Читаем В Париже и вне Парижа полностью

Но, быть может, спасутся хотя бы они вдвоем? Ничего подобного. Шальная пуля ранит девушку. И начинается чудовищная, отталкивающая сцена умирания. Героиню играет превосходная актриса, с прекрасным благородным лицом. Теперь режиссер заставляет нас смотреть на ее агонию. Но какую омерзительную агонию! Молодой человек держит умирающую в объятиях так, что зритель все время крупным планом видит ее лицо. Из носа умирающей начинает течь слизь. Она течет, течет из носа на губы, на подбородок. Затем из уголка рта сочится узенькая струйка крови. Затем что-то течет из глаза. На протяжении бесконечного количества кадров вас заставляют смотреть, как на ваших глазах не умирает, нет, постепенно разлагается одухотворенное лицо актрисы. Совершенно невыносимое зрелище!

Однако режиссер счел, что и этого мало. Мужчина несет труп возлюбленной на руках, с трудом передвигаясь по пескам пустыни. Вот он окончательно ослабел. Тогда он взваливает труп на спину и влачит его за ноги, с лицом, обращенным к небу. Он клонится к земле под тяжестью. И голова трупа бьются о камни. Распущенные светлые волосы цепляются за какие-то колючие растения и клочьями повисают на них. И все это долго, без конца долго, чтобы зритель не пропустил ни одной из отвратительных подробностей. Наконец, силы покидают и мужчину. Он кладет труп на песок и сам умирает рядом. Медленно, медленно их заносят пески пустыни.

Смысл всего этого слишком ясен. Человек — это лишь жертва, жизнь — жестокая шутка злого бога. Не стоит бороться, незачем противиться судьбе, ничего тебе все равно не поможет, так или иначе ты погибнешь страшной, бессмысленной смертью. Для человека нет выхода, никакими усилиями он не может повлиять на то, что вокруг него происходит. Впереди — никаких перспектив, не поддавайся иллюзиям надежды. Судьба неумолима, судьбу не отвратишь. Грехи и добродетели, отвратительные поступки и благородные деяния — все идет в общий котел. Ничто не имеет ценности. Жизнь — это грязная помойная яма, в которой всякий неизбежно утонет, как бы он ни старался выплыть и как бы ни взывал он о помощи. Никто никому не может помочь, как не может помочь себе и сам человек.

Быть может, не имело бы смысла так подробно излагать содержание этой картины. Но как раз в ней ярко отразилось все то, что отрывочно, в менее концентрированном виде встречается во всех других фильмах, да и не только в фильмах. Безнадежность, безысходность, убогость человеческого существования — и бессилие человека. Бессмысленная, убийственная, чудовищная «философия». Что касается выразительных средств, то это какой-то сверхнатурализм, ужасный и отвратительный до последних пределов, не считающийся с тем, что киноискусство не терпит многих вещей, какие иной раз допустимы в литературе.

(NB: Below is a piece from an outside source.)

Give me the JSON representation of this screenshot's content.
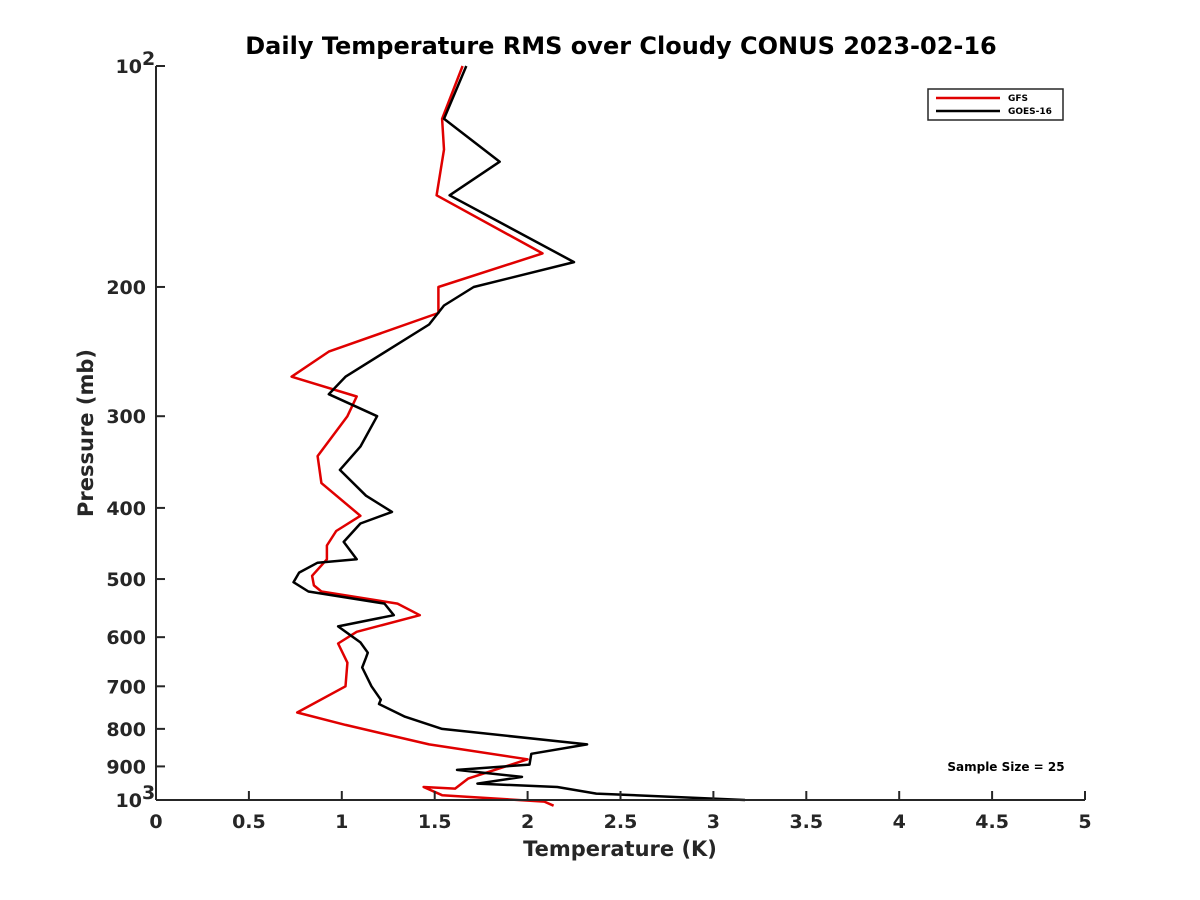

Здесь во Франции создатели кинокартин не отступают перед натуралистическим показом своеобразного эквивалента конвульсий Барро. Но в фильме это перестало быть смешным и становится страшным.

Искусство ли это? Безусловно, нет. И, глядя на эти фильмы, все время чувствует! себя как бы невольным свидетелем какого-то преступления. Вот взяли этих актеров, режиссера, оператора-группу способных людей, которые могли бы сделать чудеса, и столкнули их всех в грязную, вонючую луже. И ты наблюдаешь эту растрату огромных возможностей, это попрание человеческого достоинства, это зловещее, непостижимое разбазаривание огромных дарований талантливого французского народа.

Французские киноактеры выполняют, впрочем, еще одну функцию — при помощи хроники, показываемой в качестве премии, они ежедневно и беззастенчиво рекламируют США. Ежедневно в сотнях кино зрителей пытаются убедить в силе, мощи и великолепии Америки. В ее первосортном вооружении, в талантах ее военных, в разумности ее политики, в ее передовой роли во всех областях жизни. Эти «невинные», небольшие по метражу хроникальные добавления к любой из картин до краев насыщены американской пропагандой.